Weighted output losses equal to different optimisers for model substructures

Samuel_K · March 15, 2023, 1:17pm

This question is more about general understanding than about concrete code.
Lets say i have a model and the model outputs a vector. these vektor is a concatination of the results of different submodels in the model. if i now apply a custom weighting on the output loss. Lets say with:

    def mse(true, pred): #for rnn-models
        factor_array = np.array([[[1.0, 2,0, 20.0]]])
        return tf.math.reduce_mean(tf.square(true-pred) * factor_array, axis=-1)

Is the effect of this the same like using multiple optimisers for the substructures of the main model with different learning rates? does this also mean that for the weighting there are the same restrictions like on learning rate, so that you cant use too high weightings or the model would diverge?
like the maximum weighting would be: max_weight < 1/learning_rate

Thanks for thinking this though with me

Laxma_Reddy_Patlolla · March 23, 2023, 6:24pm

Hi @Samuel_K,

Really it’s important to experiment with different weightings and monitor the model’s performance to determine the best approach.

When you apply a custom weighting on the output loss, you are essentially giving more importance to certain parts of the output vector over others. This can help to optimize the model’s performance on specific tasks and when you use multiple optimizers with different learning rates for the substructures of the main model, you are allowing each substructure to update at a different pace.
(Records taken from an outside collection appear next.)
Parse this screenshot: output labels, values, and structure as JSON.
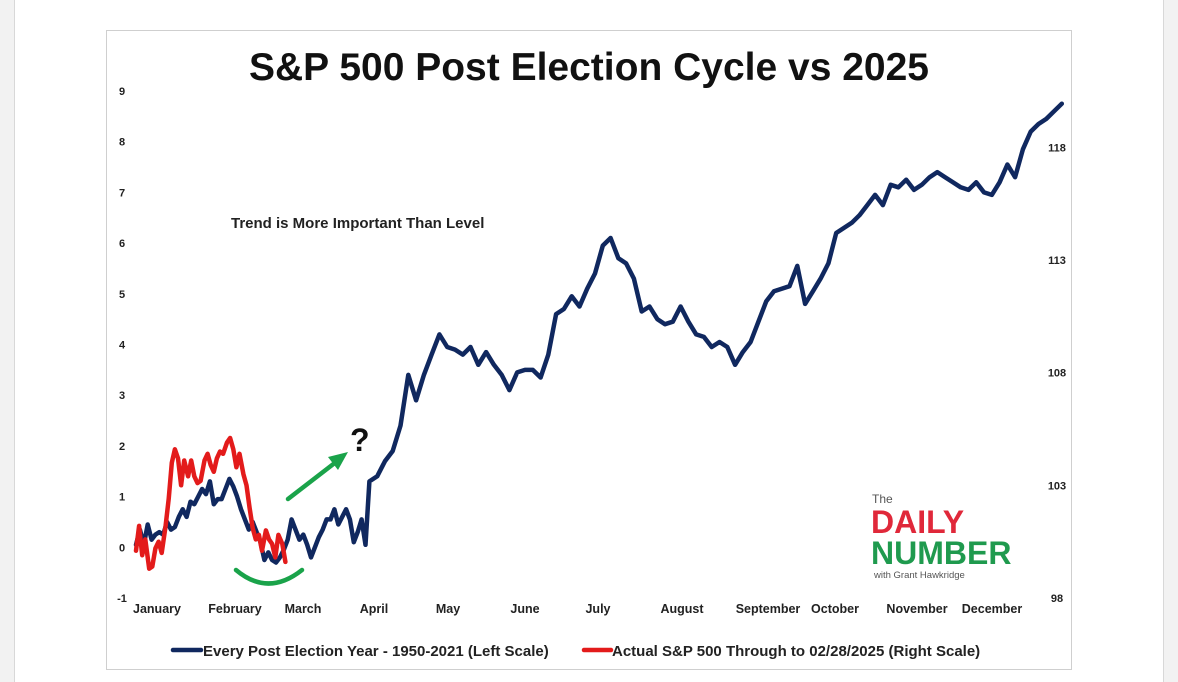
{
  "chart_data": {
    "type": "line",
    "title": "S&P 500 Post Election Cycle vs 2025",
    "annotation": "Trend is More Important Than Level",
    "question_mark": "?",
    "months": [
      "January",
      "February",
      "March",
      "April",
      "May",
      "June",
      "July",
      "August",
      "September",
      "October",
      "November",
      "December"
    ],
    "left_axis": {
      "ticks": [
        "9",
        "8",
        "7",
        "6",
        "5",
        "4",
        "3",
        "2",
        "1",
        "0",
        "-1"
      ],
      "ylim": [
        -1,
        9
      ]
    },
    "right_axis": {
      "ticks": [
        "118",
        "113",
        "108",
        "103",
        "98"
      ],
      "ylim": [
        98,
        120.5
      ]
    },
    "series": [
      {
        "name": "Every Post Election Year - 1950-2021 (Left Scale)",
        "axis": "left",
        "color": "#10285f",
        "x": [
          0,
          0.05,
          0.1,
          0.15,
          0.2,
          0.25,
          0.3,
          0.35,
          0.4,
          0.45,
          0.5,
          0.55,
          0.6,
          0.65,
          0.7,
          0.75,
          0.8,
          0.85,
          0.9,
          0.95,
          1.0,
          1.05,
          1.1,
          1.15,
          1.2,
          1.25,
          1.3,
          1.35,
          1.4,
          1.45,
          1.5,
          1.55,
          1.6,
          1.65,
          1.7,
          1.75,
          1.8,
          1.85,
          1.9,
          1.95,
          2.0,
          2.05,
          2.1,
          2.15,
          2.2,
          2.25,
          2.3,
          2.35,
          2.4,
          2.45,
          2.5,
          2.55,
          2.6,
          2.65,
          2.7,
          2.75,
          2.8,
          2.85,
          2.9,
          2.95,
          3.0,
          3.1,
          3.2,
          3.3,
          3.4,
          3.5,
          3.6,
          3.7,
          3.8,
          3.9,
          4.0,
          4.1,
          4.2,
          4.3,
          4.4,
          4.5,
          4.6,
          4.7,
          4.8,
          4.9,
          5.0,
          5.1,
          5.2,
          5.3,
          5.4,
          5.5,
          5.6,
          5.7,
          5.8,
          5.9,
          6.0,
          6.1,
          6.2,
          6.3,
          6.4,
          6.5,
          6.6,
          6.7,
          6.8,
          6.9,
          7.0,
          7.1,
          7.2,
          7.3,
          7.4,
          7.5,
          7.6,
          7.7,
          7.8,
          7.9,
          8.0,
          8.1,
          8.2,
          8.3,
          8.4,
          8.5,
          8.6,
          8.7,
          8.8,
          8.9,
          9.0,
          9.1,
          9.2,
          9.3,
          9.4,
          9.5,
          9.6,
          9.7,
          9.8,
          9.9,
          10.0,
          10.1,
          10.2,
          10.3,
          10.4,
          10.5,
          10.6,
          10.7,
          10.8,
          10.9,
          11.0,
          11.1,
          11.2,
          11.3,
          11.4,
          11.5,
          11.6,
          11.7,
          11.8,
          11.9
        ],
        "values": [
          0.05,
          0.35,
          0.05,
          0.45,
          0.15,
          0.25,
          0.3,
          0.25,
          0.5,
          0.35,
          0.4,
          0.6,
          0.75,
          0.6,
          0.9,
          0.85,
          1.0,
          1.15,
          1.05,
          1.3,
          0.85,
          0.95,
          0.95,
          1.15,
          1.35,
          1.2,
          1.0,
          0.75,
          0.55,
          0.35,
          0.5,
          0.3,
          0.1,
          -0.25,
          -0.1,
          -0.25,
          -0.3,
          -0.2,
          -0.05,
          0.15,
          0.55,
          0.35,
          0.15,
          0.25,
          0.05,
          -0.2,
          0.0,
          0.2,
          0.35,
          0.55,
          0.55,
          0.75,
          0.45,
          0.6,
          0.75,
          0.55,
          0.1,
          0.3,
          0.55,
          0.05,
          1.3,
          1.4,
          1.7,
          1.9,
          2.4,
          3.4,
          2.9,
          3.4,
          3.8,
          4.2,
          3.95,
          3.9,
          3.8,
          3.95,
          3.6,
          3.85,
          3.6,
          3.4,
          3.1,
          3.45,
          3.5,
          3.5,
          3.35,
          3.8,
          4.6,
          4.7,
          4.95,
          4.75,
          5.1,
          5.4,
          5.95,
          6.1,
          5.7,
          5.6,
          5.3,
          4.65,
          4.75,
          4.5,
          4.4,
          4.45,
          4.75,
          4.45,
          4.2,
          4.15,
          3.95,
          4.05,
          3.95,
          3.6,
          3.85,
          4.05,
          4.45,
          4.85,
          5.05,
          5.1,
          5.15,
          5.55,
          4.8,
          5.05,
          5.3,
          5.6,
          6.2,
          6.3,
          6.4,
          6.55,
          6.75,
          6.95,
          6.75,
          7.15,
          7.1,
          7.25,
          7.05,
          7.15,
          7.3,
          7.4,
          7.3,
          7.2,
          7.1,
          7.05,
          7.2,
          7.0,
          6.95,
          7.2,
          7.55,
          7.3,
          7.85,
          8.2,
          8.35,
          8.45,
          8.6,
          8.75
        ]
      },
      {
        "name": "Actual S&P 500 Through to 02/28/2025 (Right Scale)",
        "axis": "right",
        "color": "#e31b1b",
        "x": [
          0,
          0.04,
          0.08,
          0.12,
          0.17,
          0.21,
          0.25,
          0.29,
          0.33,
          0.38,
          0.42,
          0.46,
          0.5,
          0.54,
          0.58,
          0.62,
          0.67,
          0.71,
          0.75,
          0.79,
          0.83,
          0.88,
          0.92,
          0.96,
          1.0,
          1.04,
          1.08,
          1.12,
          1.17,
          1.21,
          1.25,
          1.29,
          1.33,
          1.38,
          1.42,
          1.46,
          1.5,
          1.54,
          1.58,
          1.62,
          1.67,
          1.71,
          1.75,
          1.79,
          1.83,
          1.88,
          1.92
        ],
        "values": [
          100.1,
          101.2,
          99.9,
          100.6,
          99.3,
          99.4,
          100.2,
          100.5,
          100.0,
          101.2,
          102.4,
          104.0,
          104.6,
          104.2,
          103.0,
          104.1,
          103.4,
          104.1,
          103.4,
          103.1,
          103.2,
          104.1,
          104.4,
          103.9,
          103.6,
          104.2,
          104.5,
          104.4,
          104.9,
          105.1,
          104.6,
          103.8,
          104.4,
          103.5,
          103.0,
          102.0,
          101.1,
          100.6,
          100.8,
          100.1,
          101.0,
          100.6,
          100.4,
          99.8,
          100.8,
          100.4,
          99.6
        ]
      }
    ],
    "arrow_annotation": "green-upward-arrow",
    "arc_annotation": "green-smile-arc"
  },
  "legend": {
    "item1": "Every Post Election Year - 1950-2021 (Left Scale)",
    "item2": "Actual S&P 500 Through to 02/28/2025 (Right Scale)"
  },
  "logo": {
    "the": "The",
    "daily": "DAILY",
    "number": "NUMBER",
    "byline": "with Grant Hawkridge",
    "colors": {
      "daily": "#e0283a",
      "number": "#1f9a4e",
      "grey": "#555555"
    }
  }
}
This can help to avoid getting stuck in local minima and improve the model’s generalization ability.

it is possible that a high weighting can lead to the model diverging, just like a high learning rate can lead to the model diverging.

The ideal weighting depends on various factors such as the complexity of the model, the size of the dataset, and the specific task etc…

Thanks.

Samuel_K · May 11, 2023, 1:26pm

Yes, these factors are all known to me. I was just wondering if i can forget the complicated task of implementing different optimizers for different model outputs, since weighting the different losses has basically the same effect.